Wenchang
"J'ai mangé le même poulet trois jours de suite et je n'en suis pas du tout désolé."
J’ai loué un scooter à Sanya un mardi matin sans plan particulier au-delà de me retrouver au nord de la ceinture touristique. L’autoroute côtière traversait des plantations de caoutchouc et des palmeraies avec la mer visible par intermittence à travers les arbres, et j’ai roulé deux heures avec la chaleur montant et l’odeur de la végétation changeant tandis que le paysage passait de l’infrastructure touristique à quelque chose qui ressemblait à l’île vivant sa propre vie. Wenchang est apparu sous la forme d’une série de bâtiments bas autour d’une rivière et d’un panneau que je ne pouvais pas lire mais que tout le monde m’avait dit que signifiait poulet.

Le poulet est l’unique raison de venir ici, et je veux le décrire soigneusement parce que c’est un de ces plats où la simplicité de la méthode est exactement ce qui rend le résultat stupéfiant. La volaille est pochée dans son propre bouillon à une température qui est à peine un frémissement — l’eau frissonne plutôt qu’elle ne bout — jusqu’à ce que la chair soit cuite mais à peine, encore légèrement rosée à l’articulation, avec une texture à la fois ferme et tendre d’une manière que le poulet trop cuit ne peut jamais être. Il est servi à température ambiante, découpé, sur du riz cuit dans la graisse et le bouillon de poulet, avec une sauce de gingembre frais finement râpé, ciboule, sel et suffisamment de bonne huile pour faire briller le tout. C’est tout. Pas plus de six ingrédients au total. Je l’ai mangé dans un endroit en bord de route le premier jour, à un étal de marché le deuxième, puis je suis retourné à l’endroit en bord de route le troisième parce que le riz avait la meilleure saveur. Le propriétaire m’a reconnu dès le deuxième jour et a trouvé ça gratifiant.

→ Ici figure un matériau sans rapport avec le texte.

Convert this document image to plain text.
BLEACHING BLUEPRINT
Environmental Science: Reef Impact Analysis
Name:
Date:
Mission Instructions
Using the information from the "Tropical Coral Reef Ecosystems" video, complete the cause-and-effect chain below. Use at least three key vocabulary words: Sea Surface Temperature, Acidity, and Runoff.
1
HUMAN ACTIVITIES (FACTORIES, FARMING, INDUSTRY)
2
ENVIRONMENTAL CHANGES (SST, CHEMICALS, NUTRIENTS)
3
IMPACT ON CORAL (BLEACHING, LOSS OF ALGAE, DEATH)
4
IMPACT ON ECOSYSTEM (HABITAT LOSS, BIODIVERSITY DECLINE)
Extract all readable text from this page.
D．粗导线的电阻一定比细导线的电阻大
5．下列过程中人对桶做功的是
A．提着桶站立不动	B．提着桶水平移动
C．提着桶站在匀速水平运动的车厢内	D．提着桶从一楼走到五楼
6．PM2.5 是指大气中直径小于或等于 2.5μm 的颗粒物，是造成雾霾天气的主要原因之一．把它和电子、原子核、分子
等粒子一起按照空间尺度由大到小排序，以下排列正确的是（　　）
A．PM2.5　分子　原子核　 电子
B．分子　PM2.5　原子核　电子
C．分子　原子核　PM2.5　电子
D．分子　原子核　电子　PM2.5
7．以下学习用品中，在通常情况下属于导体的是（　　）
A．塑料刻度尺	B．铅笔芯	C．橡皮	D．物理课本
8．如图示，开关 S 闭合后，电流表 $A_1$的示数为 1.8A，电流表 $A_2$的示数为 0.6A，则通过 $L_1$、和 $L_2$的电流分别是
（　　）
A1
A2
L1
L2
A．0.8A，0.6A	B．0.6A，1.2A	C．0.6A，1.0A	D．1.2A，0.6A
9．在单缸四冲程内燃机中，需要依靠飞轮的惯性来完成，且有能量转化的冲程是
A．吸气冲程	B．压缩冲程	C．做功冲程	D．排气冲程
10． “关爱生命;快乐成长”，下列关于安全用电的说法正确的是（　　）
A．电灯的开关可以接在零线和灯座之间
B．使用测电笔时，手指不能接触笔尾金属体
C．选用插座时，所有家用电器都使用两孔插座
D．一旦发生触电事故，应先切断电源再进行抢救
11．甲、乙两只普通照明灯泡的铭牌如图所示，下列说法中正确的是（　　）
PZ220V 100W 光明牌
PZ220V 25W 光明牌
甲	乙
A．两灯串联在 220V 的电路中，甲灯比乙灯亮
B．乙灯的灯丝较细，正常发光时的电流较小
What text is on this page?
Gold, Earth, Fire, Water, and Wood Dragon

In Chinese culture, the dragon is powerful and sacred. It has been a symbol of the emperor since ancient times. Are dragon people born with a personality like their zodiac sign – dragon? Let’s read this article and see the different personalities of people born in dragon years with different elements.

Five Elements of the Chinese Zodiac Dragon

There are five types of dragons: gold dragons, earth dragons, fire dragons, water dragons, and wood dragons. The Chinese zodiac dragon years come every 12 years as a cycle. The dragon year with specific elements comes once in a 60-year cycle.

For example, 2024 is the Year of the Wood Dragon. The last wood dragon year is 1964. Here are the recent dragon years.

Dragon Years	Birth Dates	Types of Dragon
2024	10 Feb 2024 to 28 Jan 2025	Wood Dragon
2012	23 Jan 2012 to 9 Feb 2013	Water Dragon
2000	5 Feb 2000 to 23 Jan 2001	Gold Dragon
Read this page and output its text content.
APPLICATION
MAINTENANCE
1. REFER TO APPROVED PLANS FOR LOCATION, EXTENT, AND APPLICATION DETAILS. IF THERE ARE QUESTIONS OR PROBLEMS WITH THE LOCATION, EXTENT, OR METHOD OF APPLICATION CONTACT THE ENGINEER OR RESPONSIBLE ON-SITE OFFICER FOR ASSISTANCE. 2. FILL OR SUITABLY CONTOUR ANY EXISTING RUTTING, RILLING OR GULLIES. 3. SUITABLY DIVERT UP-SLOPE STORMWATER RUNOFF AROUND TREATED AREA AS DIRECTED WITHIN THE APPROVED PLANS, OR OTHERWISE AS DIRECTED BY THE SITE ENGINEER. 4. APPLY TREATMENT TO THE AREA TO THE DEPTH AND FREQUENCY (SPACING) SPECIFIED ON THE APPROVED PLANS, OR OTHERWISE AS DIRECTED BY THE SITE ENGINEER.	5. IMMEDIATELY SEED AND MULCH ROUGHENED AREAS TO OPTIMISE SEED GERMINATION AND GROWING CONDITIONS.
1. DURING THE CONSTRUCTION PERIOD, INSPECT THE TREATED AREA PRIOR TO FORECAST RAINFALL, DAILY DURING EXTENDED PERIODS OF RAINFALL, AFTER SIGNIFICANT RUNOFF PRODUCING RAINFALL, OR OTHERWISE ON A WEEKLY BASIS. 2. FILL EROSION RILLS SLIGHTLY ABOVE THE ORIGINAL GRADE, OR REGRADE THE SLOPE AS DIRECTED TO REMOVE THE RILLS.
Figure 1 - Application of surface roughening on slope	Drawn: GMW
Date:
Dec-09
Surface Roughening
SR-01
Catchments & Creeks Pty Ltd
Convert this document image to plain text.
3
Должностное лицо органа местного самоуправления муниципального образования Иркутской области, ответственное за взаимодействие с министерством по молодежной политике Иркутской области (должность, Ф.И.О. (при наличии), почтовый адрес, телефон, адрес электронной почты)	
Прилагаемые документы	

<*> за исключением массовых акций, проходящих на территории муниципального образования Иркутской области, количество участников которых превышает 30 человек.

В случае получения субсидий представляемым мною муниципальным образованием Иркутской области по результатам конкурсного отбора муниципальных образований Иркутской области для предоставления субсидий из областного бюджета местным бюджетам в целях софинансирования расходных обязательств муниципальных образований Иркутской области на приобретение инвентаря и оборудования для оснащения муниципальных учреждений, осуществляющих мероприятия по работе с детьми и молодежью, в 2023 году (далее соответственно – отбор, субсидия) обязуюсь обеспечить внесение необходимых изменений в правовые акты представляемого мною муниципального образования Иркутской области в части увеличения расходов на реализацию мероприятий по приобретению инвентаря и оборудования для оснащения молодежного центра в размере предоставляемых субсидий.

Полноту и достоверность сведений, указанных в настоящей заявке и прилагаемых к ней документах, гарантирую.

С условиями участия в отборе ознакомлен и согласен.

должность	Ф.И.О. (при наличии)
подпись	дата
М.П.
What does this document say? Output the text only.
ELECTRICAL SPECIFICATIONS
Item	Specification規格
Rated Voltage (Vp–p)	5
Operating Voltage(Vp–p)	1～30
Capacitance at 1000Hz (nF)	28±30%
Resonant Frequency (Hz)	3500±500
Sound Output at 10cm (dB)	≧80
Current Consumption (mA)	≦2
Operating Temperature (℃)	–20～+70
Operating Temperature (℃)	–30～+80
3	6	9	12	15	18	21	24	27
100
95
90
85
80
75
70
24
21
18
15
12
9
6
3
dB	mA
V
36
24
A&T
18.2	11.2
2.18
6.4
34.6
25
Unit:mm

Au-delà du poulet — et il y a genuinement un au-delà du poulet — Wenchang a une certaine normalité agréable que je trouve plus intéressante que beaucoup d’endroits conçus spécifiquement pour les touristes. Le marché longeant la rivière vend des produits que je n’ai pas pu identifier entièrement : d’étranges variétés d’agrumes, des bottes d’herbes qui sentaient à la fois la menthe et le camphre, des noix de coco en trois tailles différentes pour des usages qui m’ont été expliqués en haïnanais et que je n’ai pas compris. Le port de Qinglan, à vingt minutes de la ville, est là d’où viennent les crevettes qui apparaissent dans les restaurants de tout Hainan, et vous pouvez les y manger depuis des bateaux reconvertis en restaurants flottants, les crevettes encore agitées en arrivant à table.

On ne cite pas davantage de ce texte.